Any thoughts on how to best reorder workouts when I can’t hit the pool on a particular day? Or should I be good with just swapping out a similar intensity run or cycle session? With our covid mitigation’s pool time slots fill up fast right now. People stay up late on Saturday nights to book spots when they come available at midnight.
Also, completely unrelated to the original question but coming back from a surgery and have had limited ie about 3 bike sessions in the past 6 weeks. I’ve been running more and doing strength to offset but when I do my next 4DP I’m planning for a 15-20% decrease. That sound about right or am I selling myself short?
The short answer is go ahead and swim whenever you can get to the pool. I understand your situation, I’m in a similar boat. The triathlon plans were written with the intention of keeping consistency of each discipline high. I like to avoid having 2-3 days in between any particular discipline because we lose “feel” of the movements. But since circumstances like this are out of our control, we have to make due. As alternative options, my first choice would be to keep your bike and run sessions on the same day with your swims in between. Second choice- swim and bike on the same day and run on the days in between.

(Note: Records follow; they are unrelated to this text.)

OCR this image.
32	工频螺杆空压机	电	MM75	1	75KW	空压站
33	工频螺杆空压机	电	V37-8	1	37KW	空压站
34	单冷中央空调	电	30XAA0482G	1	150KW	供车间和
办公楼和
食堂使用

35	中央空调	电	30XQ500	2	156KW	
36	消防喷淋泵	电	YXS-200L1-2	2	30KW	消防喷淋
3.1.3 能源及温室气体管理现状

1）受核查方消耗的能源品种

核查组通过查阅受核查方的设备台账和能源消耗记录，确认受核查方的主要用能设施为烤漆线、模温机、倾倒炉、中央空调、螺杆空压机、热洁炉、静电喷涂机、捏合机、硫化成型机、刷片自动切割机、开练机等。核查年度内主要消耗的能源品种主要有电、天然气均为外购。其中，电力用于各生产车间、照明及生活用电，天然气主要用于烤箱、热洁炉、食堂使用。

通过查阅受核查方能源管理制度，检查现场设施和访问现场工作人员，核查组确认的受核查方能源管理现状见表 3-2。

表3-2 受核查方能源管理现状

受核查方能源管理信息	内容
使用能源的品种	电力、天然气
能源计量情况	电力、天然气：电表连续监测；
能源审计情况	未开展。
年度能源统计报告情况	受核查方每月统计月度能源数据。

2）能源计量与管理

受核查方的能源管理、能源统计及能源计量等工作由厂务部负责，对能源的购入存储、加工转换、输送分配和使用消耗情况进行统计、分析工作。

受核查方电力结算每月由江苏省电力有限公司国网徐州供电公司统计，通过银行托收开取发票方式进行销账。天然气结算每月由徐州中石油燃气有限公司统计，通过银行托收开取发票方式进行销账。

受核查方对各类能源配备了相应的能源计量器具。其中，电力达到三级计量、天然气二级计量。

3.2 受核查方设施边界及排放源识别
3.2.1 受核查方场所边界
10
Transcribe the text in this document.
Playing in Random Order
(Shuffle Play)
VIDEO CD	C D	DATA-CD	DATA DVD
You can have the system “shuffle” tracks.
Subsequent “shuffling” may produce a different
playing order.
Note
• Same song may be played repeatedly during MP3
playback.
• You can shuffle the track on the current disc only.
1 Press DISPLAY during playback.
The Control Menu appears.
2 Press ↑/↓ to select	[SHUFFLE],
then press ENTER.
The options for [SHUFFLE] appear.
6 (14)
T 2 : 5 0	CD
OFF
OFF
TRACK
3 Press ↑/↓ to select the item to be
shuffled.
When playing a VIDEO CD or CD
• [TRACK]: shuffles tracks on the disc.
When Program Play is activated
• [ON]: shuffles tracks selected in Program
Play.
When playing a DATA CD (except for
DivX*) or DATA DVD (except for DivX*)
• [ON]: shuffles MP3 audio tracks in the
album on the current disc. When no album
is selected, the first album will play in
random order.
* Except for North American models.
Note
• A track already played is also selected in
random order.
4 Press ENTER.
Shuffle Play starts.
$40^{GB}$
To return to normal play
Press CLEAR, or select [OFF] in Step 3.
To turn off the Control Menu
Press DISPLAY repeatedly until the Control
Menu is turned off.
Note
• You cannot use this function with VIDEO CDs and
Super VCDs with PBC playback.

As for your second question, how much fitness you’ve lost in the past 6 weeks can depend a lot on how fit you were before the time off. If I were you, I’d throw expectations out the window and just go into the test with an open mind and positive attitude. Do the best you can and accept the results for what they are and move forward with the drive to improve and surpass your previous numbers. Because it really doesn’t matter how much you’ve lost, what matters is that you come back stronger!